Wednesday, August 1, 2018

Welcome to the first day of August. On one hand, July took forever… and on the other, it just did not last long enough. So here is my struggle for this week: marketing. I know, usually I make it about me, but the last week or more I have been struggling with marketing. I want to build my brand, but everything I read tells me that I need to focus on one thing and have my entire brand reflect that. How do I do that when I just cannot limit myself? Believe me, I have tried and tried to limit myself, and to some degree I really have. I know, for the most part, I shouldn’t paint anymore unless it is just for my own walls. I am not good enough to share, let alone sell that skill. Also, jewelry. I have never been really big into creating jewelry since I don’t tend to wear much of it myself. My ears are no longer pierced, so making earrings isn’t appealing at all. I think the common denominator in all that I do is me doing what appeals to me. Sometimes that works, sometimes not so much.

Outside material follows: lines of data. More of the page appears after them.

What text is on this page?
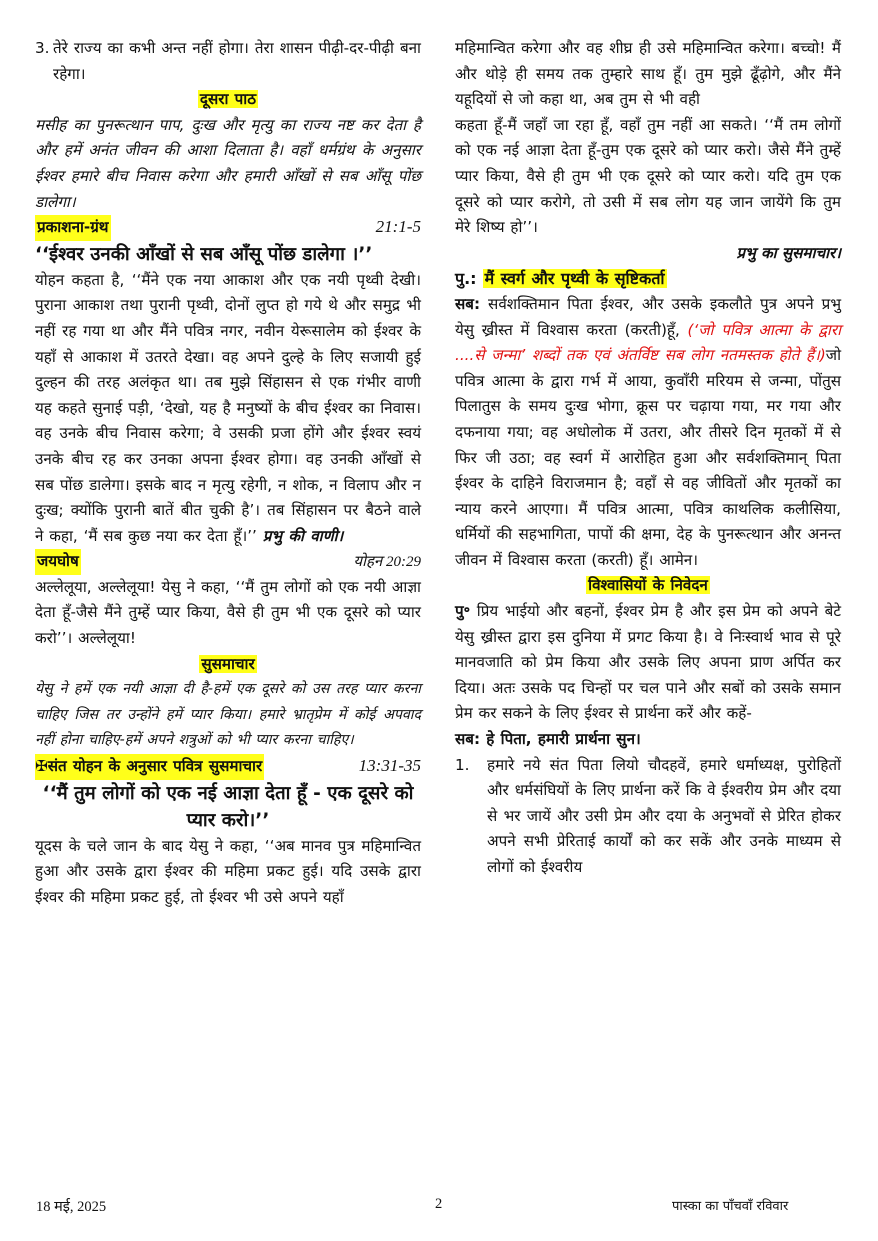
3. तेरे राज्य का कभी अन्त नहीं होगा। तेरा शासन पीढ़ी-दर-पीढ़ी बना रहेगा।

दूसरा पाठ

मसीह का पुनरूत्थान पाप, दुःख और मृत्यु का राज्य नष्ट कर देता है और हमें अनंत जीवन की आशा दिलाता है। वहाँ धर्मग्रंथ के अनुसार ईश्वर हमारे बीच निवास करेगा और हमारी आँखों से सब आँसू पोंछ डालेगा।

प्रकाशना-ग्रंथ	21:1-5

‘‘ईश्वर उनकी आँखों से सब आँसू पोंछ डालेगा ।’’

योहन कहता है, ‘‘मैंने एक नया आकाश और एक नयी पृथ्वी देखी। पुराना आकाश तथा पुरानी पृथ्वी, दोनों लुप्त हो गये थे और समुद्र भी नहीं रह गया था और मैंने पवित्र नगर, नवीन येरूसालेम को ईश्वर के यहाँ से आकाश में उतरते देखा। वह अपने दुल्हे के लिए सजायी हुई दुल्हन की तरह अलंकृत था। तब मुझे सिंहासन से एक गंभीर वाणी यह कहते सुनाई पड़ी, ‘देखो, यह है मनुष्यों के बीच ईश्वर का निवास। वह उनके बीच निवास करेगा; वे उसकी प्रजा होंगे और ईश्वर स्वयं उनके बीच रह कर उनका अपना ईश्वर होगा। वह उनकी आँखों से सब पोंछ डालेगा। इसके बाद न मृत्यु रहेगी, न शोक, न विलाप और न दुःख; क्योंकि पुरानी बातें बीत चुकी है’। तब सिंहासन पर बैठने वाले ने कहा, ‘मैं सब कुछ नया कर देता हूँ।’’ प्रभु की वाणी।

जयघोष	योहन 20:29

अल्लेलूया, अल्लेलूया! येसु ने कहा, ‘‘मैं तुम लोगों को एक नयी आज्ञा देता हूँ-जैसे मैंने तुम्हें प्यार किया, वैसे ही तुम भी एक दूसरे को प्यार करो’’। अल्लेलूया!

सुसमाचार

येसु ने हमें एक नयी आज्ञा दी है-हमें एक दूसरे को उस तरह प्यार करना चाहिए जिस तर उन्होंने हमें प्यार किया। हमारे भ्रातृप्रेम में कोई अपवाद नहीं होना चाहिए-हमें अपने शत्रुओं को भी प्यार करना चाहिए।

✠संत योहन के अनुसार पवित्र सुसमाचार	13:31-35

‘‘मैं तुम लोगों को एक नई आज्ञा देता हूँ - एक दूसरे को प्यार करो।’’

यूदस के चले जान के बाद येसु ने कहा, ‘‘अब मानव पुत्र महिमान्वित हुआ और उसके द्वारा ईश्वर की महिमा प्रकट हुई। यदि उसके द्वारा ईश्वर की महिमा प्रकट हुई, तो ईश्वर भी उसे अपने यहाँ

महिमान्वित करेगा और वह शीघ्र ही उसे महिमान्वित करेगा। बच्चो! मैं और थोड़े ही समय तक तुम्हारे साथ हूँ। तुम मुझे ढूँढ़ोगे, और मैंने यहूदियों से जो कहा था, अब तुम से भी वही

कहता हूँ-मैं जहाँ जा रहा हूँ, वहाँ तुम नहीं आ सकते। ‘‘मैं तम लोगों को एक नई आज्ञा देता हूँ-तुम एक दूसरे को प्यार करो। जैसे मैंने तुम्हें प्यार किया, वैसे ही तुम भी एक दूसरे को प्यार करो। यदि तुम एक दूसरे को प्यार करोगे, तो उसी में सब लोग यह जान जायेंगे कि तुम मेरे शिष्य हो’’।

प्रभु का सुसमाचार।

पु.: मैं स्वर्ग और पृथ्वी के सृष्टिकर्ता

सब: सर्वशक्तिमान पिता ईश्वर, और उसके इकलौते पुत्र अपने प्रभु येसु ख्रीस्त में विश्वास करता (करती)हूँ, (‘जो पवित्र आत्मा के द्वारा ....से जन्मा’ शब्दों तक एवं अंतर्विष्ट सब लोग नतमस्तक होते हैं।)जो पवित्र आत्मा के द्वारा गर्भ में आया, कुवाँरी मरियम से जन्मा, पोंतुस पिलातुस के समय दुःख भोगा, क्रूस पर चढ़ाया गया, मर गया और दफनाया गया; वह अधोलोक में उतरा, और तीसरे दिन मृतकों में से फिर जी उठा; वह स्वर्ग में आरोहित हुआ और सर्वशक्तिमान् पिता ईश्वर के दाहिने विराजमान है; वहाँ से वह जीवितों और मृतकों का न्याय करने आएगा। मैं पवित्र आत्मा, पवित्र काथलिक कलीसिया, धर्मियों की सहभागिता, पापों की क्षमा, देह के पुनरूत्थान और अनन्त जीवन में विश्वास करता (करती) हूँ। आमेन।

विश्वासियों के निवेदन

पु॰ प्रिय भाईयो और बहनों, ईश्वर प्रेम है और इस प्रेम को अपने बेटे येसु ख्रीस्त द्वारा इस दुनिया में प्रगट किया है। वे निःस्वार्थ भाव से पूरे मानवजाति को प्रेम किया और उसके लिए अपना प्राण अर्पित कर दिया। अतः उसके पद चिन्हों पर चल पाने और सबों को उसके समान प्रेम कर सकने के लिए ईश्वर से प्रार्थना करें और कहें-

सब: हे पिता, हमारी प्रार्थना सुन।

1.	हमारे नये संत पिता लियो चौदहवें, हमारे धर्माध्यक्ष, पुरोहितों और धर्मसंघियों के लिए प्रार्थना करें कि वे ईश्वरीय प्रेम और दया से भर जायें और उसी प्रेम और दया के अनुभवों से प्रेरित होकर अपने सभी प्रेरिताई कार्यों को कर सकें और उनके माध्यम से लोगों को ईश्वरीय
18 मई, 2025	2	पास्का का पाँचवाँ रविवार
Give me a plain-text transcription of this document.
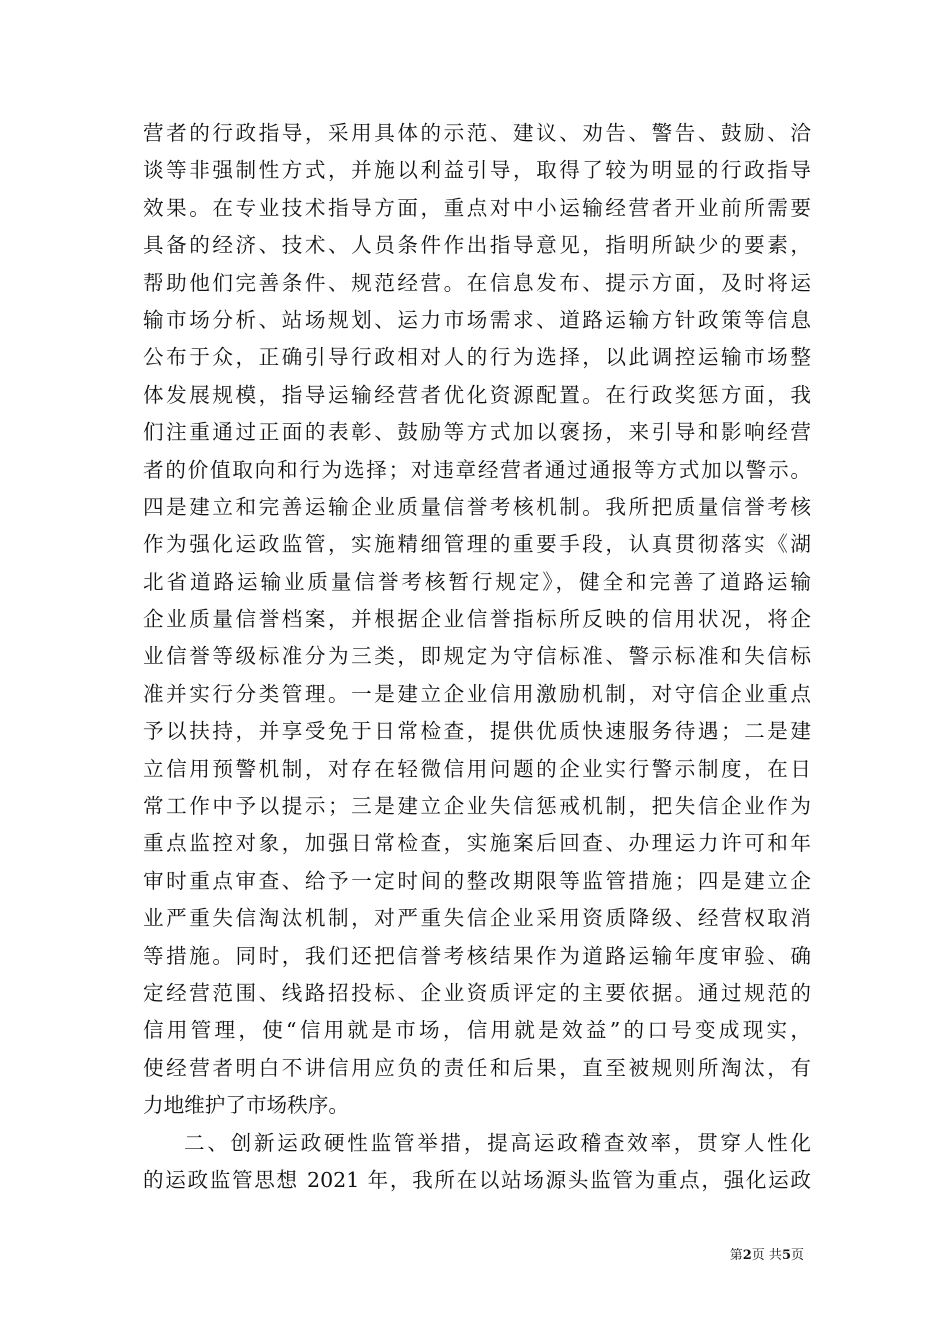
营者的行政指导，采用具体的示范、建议、劝告、警告、鼓励、洽
谈等非强制性方式，并施以利益引导，取得了较为明显的行政指导
效果。在专业技术指导方面，重点对中小运输经营者开业前所需要
具备的经济、技术、人员条件作出指导意见，指明所缺少的要素，
帮助他们完善条件、规范经营。在信息发布、提示方面，及时将运
输市场分析、站场规划、运力市场需求、道路运输方针政策等信息
公布于众，正确引导行政相对人的行为选择，以此调控运输市场整
体发展规模，指导运输经营者优化资源配置。在行政奖惩方面，我
们注重通过正面的表彰、鼓励等方式加以褒扬，来引导和影响经营
者的价值取向和行为选择；对违章经营者通过通报等方式加以警示。
四是建立和完善运输企业质量信誉考核机制。我所把质量信誉考核
作为强化运政监管，实施精细管理的重要手段，认真贯彻落实《湖
北省道路运输业质量信誉考核暂行规定》，健全和完善了道路运输
企业质量信誉档案，并根据企业信誉指标所反映的信用状况，将企
业信誉等级标准分为三类，即规定为守信标准、警示标准和失信标
准并实行分类管理。一是建立企业信用激励机制，对守信企业重点
予以扶持，并享受免于日常检查，提供优质快速服务待遇；二是建
立信用预警机制，对存在轻微信用问题的企业实行警示制度，在日
常工作中予以提示；三是建立企业失信惩戒机制，把失信企业作为
重点监控对象，加强日常检查，实施案后回查、办理运力许可和年
审时重点审查、给予一定时间的整改期限等监管措施；四是建立企
业严重失信淘汰机制，对严重失信企业采用资质降级、经营权取消
等措施。同时，我们还把信誉考核结果作为道路运输年度审验、确
定经营范围、线路招投标、企业资质评定的主要依据。通过规范的
信用管理，使“信用就是市场，信用就是效益”的口号变成现实，
使经营者明白不讲信用应负的责任和后果，直至被规则所淘汰，有
力地维护了市场秩序。
二、创新运政硬性监管举措，提高运政稽查效率，贯穿人性化
的运政监管思想 2021 年，我所在以站场源头监管为重点，强化运政
第2页 共5页
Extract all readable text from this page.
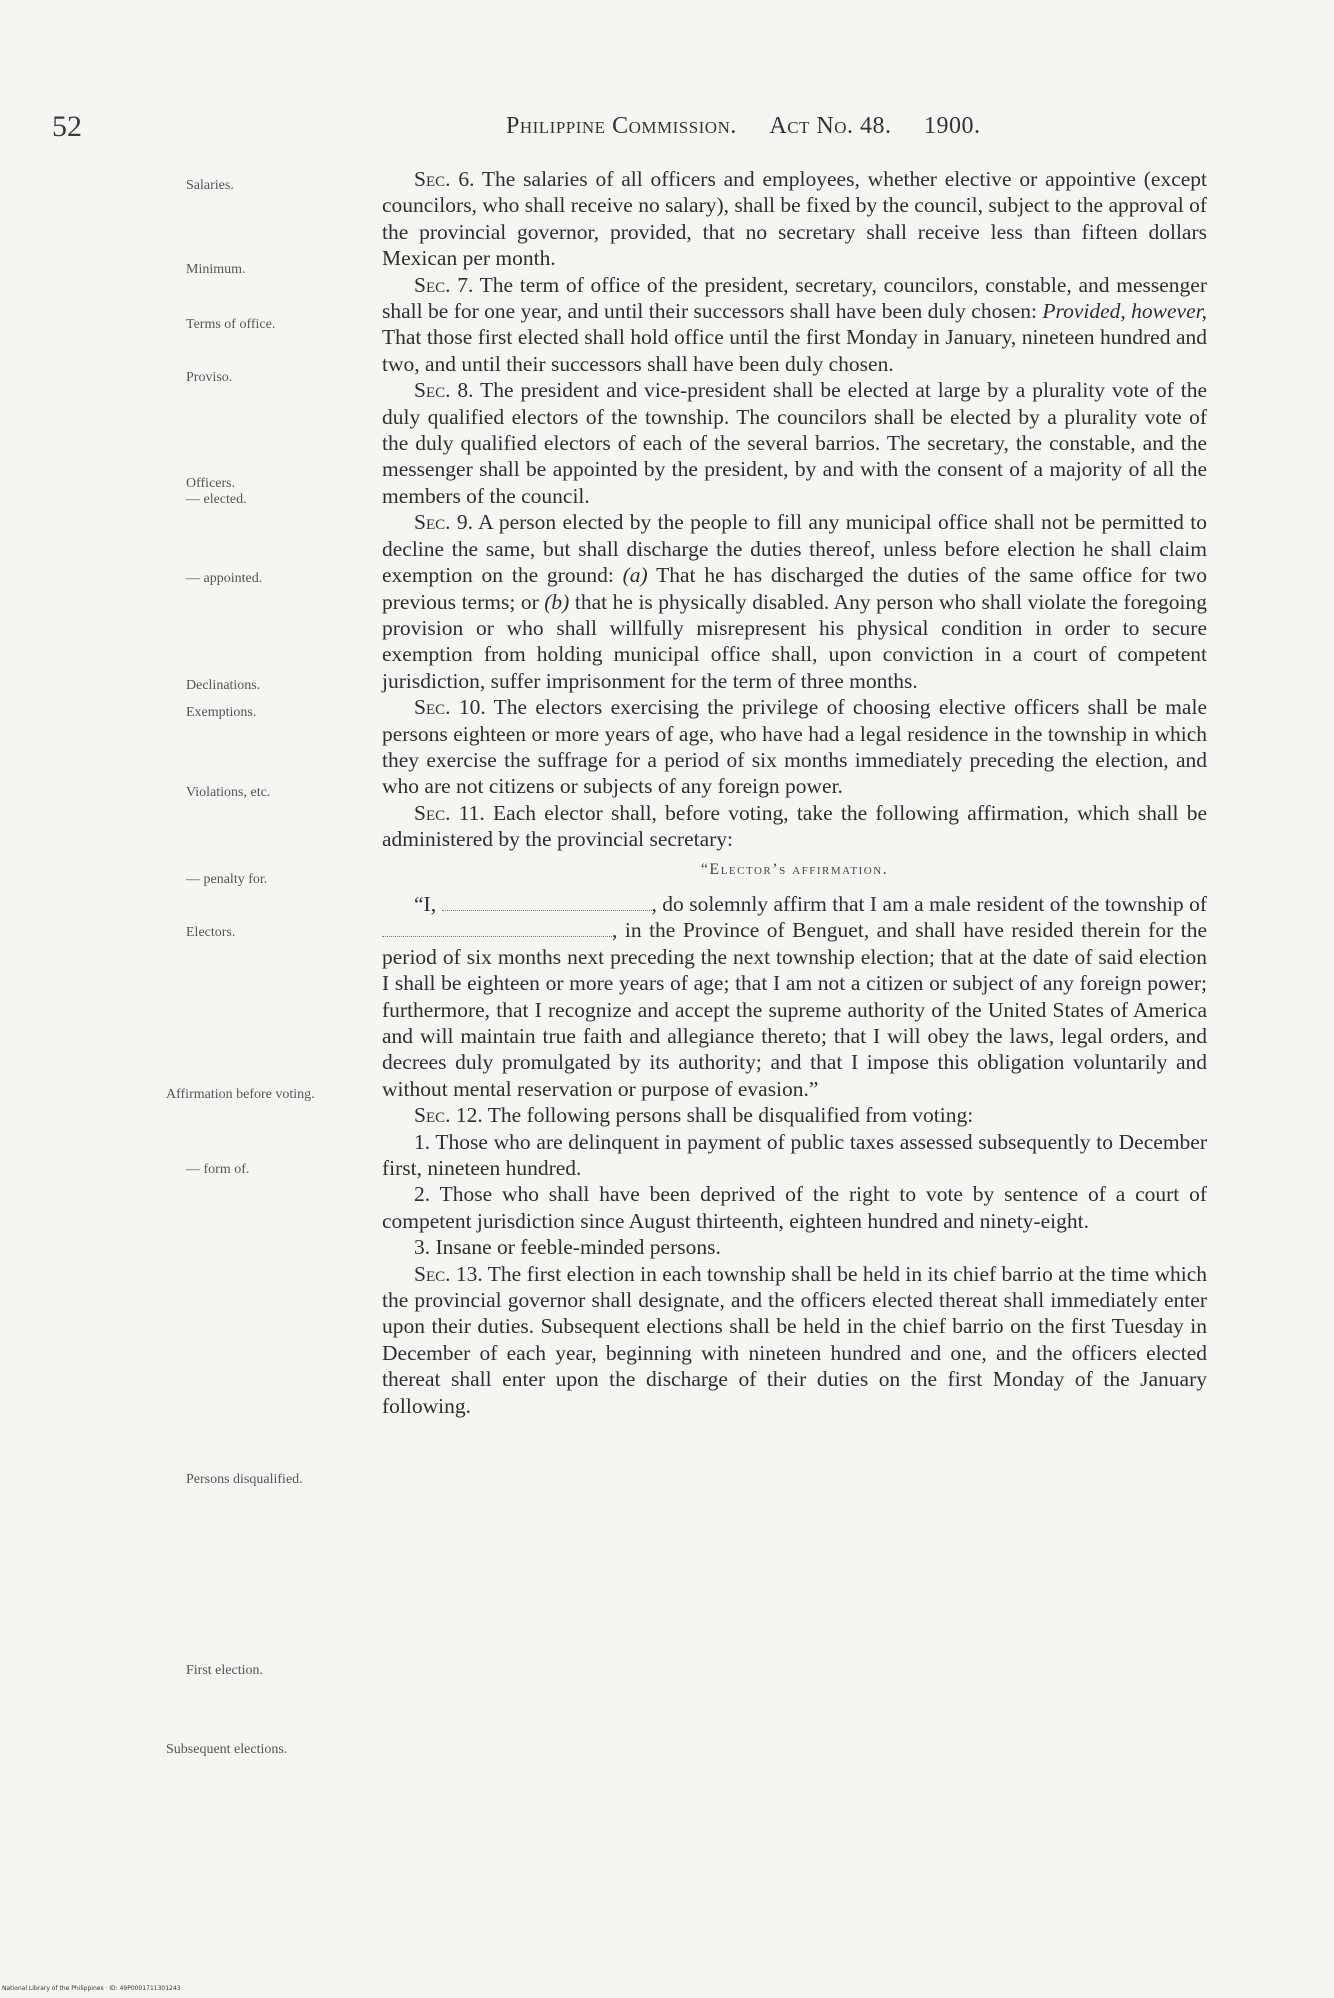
52	Philippine Commission. Act No. 48. 1900.
Salaries.
Minimum.
Terms of office.
Proviso.
Officers.
— elected.
— appointed.
Declinations.
Exemptions.
Violations, etc.
— penalty for.
Electors.
Affirmation before voting.
— form of.
Persons disqualified.
First election.
Subsequent elections.

Sec. 6. The salaries of all officers and employees, whether elective or appointive (except councilors, who shall receive no salary), shall be fixed by the council, subject to the approval of the provincial governor, provided, that no secretary shall receive less than fifteen dollars Mexican per month.

Sec. 7. The term of office of the president, secretary, councilors, constable, and messenger shall be for one year, and until their successors shall have been duly chosen: Provided, however, That those first elected shall hold office until the first Monday in January, nineteen hundred and two, and until their successors shall have been duly chosen.

Sec. 8. The president and vice-president shall be elected at large by a plurality vote of the duly qualified electors of the township. The councilors shall be elected by a plurality vote of the duly qualified electors of each of the several barrios. The secretary, the constable, and the messenger shall be appointed by the president, by and with the consent of a majority of all the members of the council.

Sec. 9. A person elected by the people to fill any municipal office shall not be permitted to decline the same, but shall discharge the duties thereof, unless before election he shall claim exemption on the ground: (a) That he has discharged the duties of the same office for two previous terms; or (b) that he is physically disabled. Any person who shall violate the foregoing provision or who shall willfully misrepresent his physical condition in order to secure exemption from holding municipal office shall, upon conviction in a court of competent jurisdiction, suffer imprisonment for the term of three months.

Sec. 10. The electors exercising the privilege of choosing elective officers shall be male persons eighteen or more years of age, who have had a legal residence in the township in which they exercise the suffrage for a period of six months immediately preceding the election, and who are not citizens or subjects of any foreign power.

Sec. 11. Each elector shall, before voting, take the following affirmation, which shall be administered by the provincial secretary:

“Elector’s affirmation.

“I,	, do solemnly affirm that I am a male resident of the township of , in the Province of Benguet, and shall have resided therein for the period of six months next preceding the next township election; that at the date of said election I shall be eighteen or more years of age; that I am not a citizen or subject of any foreign power; furthermore, that I recognize and accept the supreme authority of the United States of America and will maintain true faith and allegiance thereto; that I will obey the laws, legal orders, and decrees duly promulgated by its authority; and that I impose this obligation voluntarily and without mental reservation or purpose of evasion.”

Sec. 12. The following persons shall be disqualified from voting:

1. Those who are delinquent in payment of public taxes assessed subsequently to December first, nineteen hundred.

2. Those who shall have been deprived of the right to vote by sentence of a court of competent jurisdiction since August thirteenth, eighteen hundred and ninety-eight.

3. Insane or feeble-minded persons.

Sec. 13. The first election in each township shall be held in its chief barrio at the time which the provincial governor shall designate, and the officers elected thereat shall immediately enter upon their duties. Subsequent elections shall be held in the chief barrio on the first Tuesday in December of each year, beginning with nineteen hundred and one, and the officers elected thereat shall enter upon the discharge of their duties on the first Monday of the January following.

National Library of the Philippines · ID: 49P0001711301243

So how do I build a solid brand when I can’t focus? Well, I did split off Crown into its own website and name. My resin projects are called PureResin. So then I think that I should have names for all that I do, then gather them under the umbrella of APG Studios. But is that wise? What about me as an artist? I would like to think that I am not just a creative, but a real artist. I just don’t really know anyone who is quite like me. The artists I know all tend to focus hard on one thing, whether it be writing, drawing, painting, leather work, or digital design. They focus. I have just never been that person and I can’t really find good articles online that speak to me. My mind is just going wild with so many ideas on any given day. Sometimes I can take notes or find a way to make something of my thoughts, but sometimes they just go by in a blur. Possibly medication could help me focus, but then is it right to suppress something like this? I just don’t know. Is it a creative problem or a mental problem?

Besides not being entirely sure of the best way to market myself, I also struggle with advertising. So often, at least at this point in my career, the costs of advertising usually outweigh the income that is derived from that type of marketing. Being more active on social media would help. I got out of a lot of that when I hurt my back and once you kick it, it is really kind of hard to get back into it. I had no idea. I also had no idea this would ever be a problem I faced in my life. It is so strange to clearly picture how much has changed in my life and in the world over the years. It is so vivid to me. I used to be on the phone all the time, but then I got my first cell phone and suddenly you are counting every minute. Now things are so unlimited and my internet is always connected and doesn’t make any strange noises when it connects. I can take pictures on my phone that rival many stand-alone cameras. I never really knew it would come to this. I hoped, of course, I love Star Trek. I always had my head a little beyond the clouds, out there in the stars and the fantasy of all the possibilities.

So how do I market that? How do I market my brand of crazy? I would like to end this with a solution, but all I can do right now is work on my social media reach and work on cultivating brand identities that appeal to the proper demographics for what I create. I still don’t know if that is the best choice, but it is the choice I am making for now.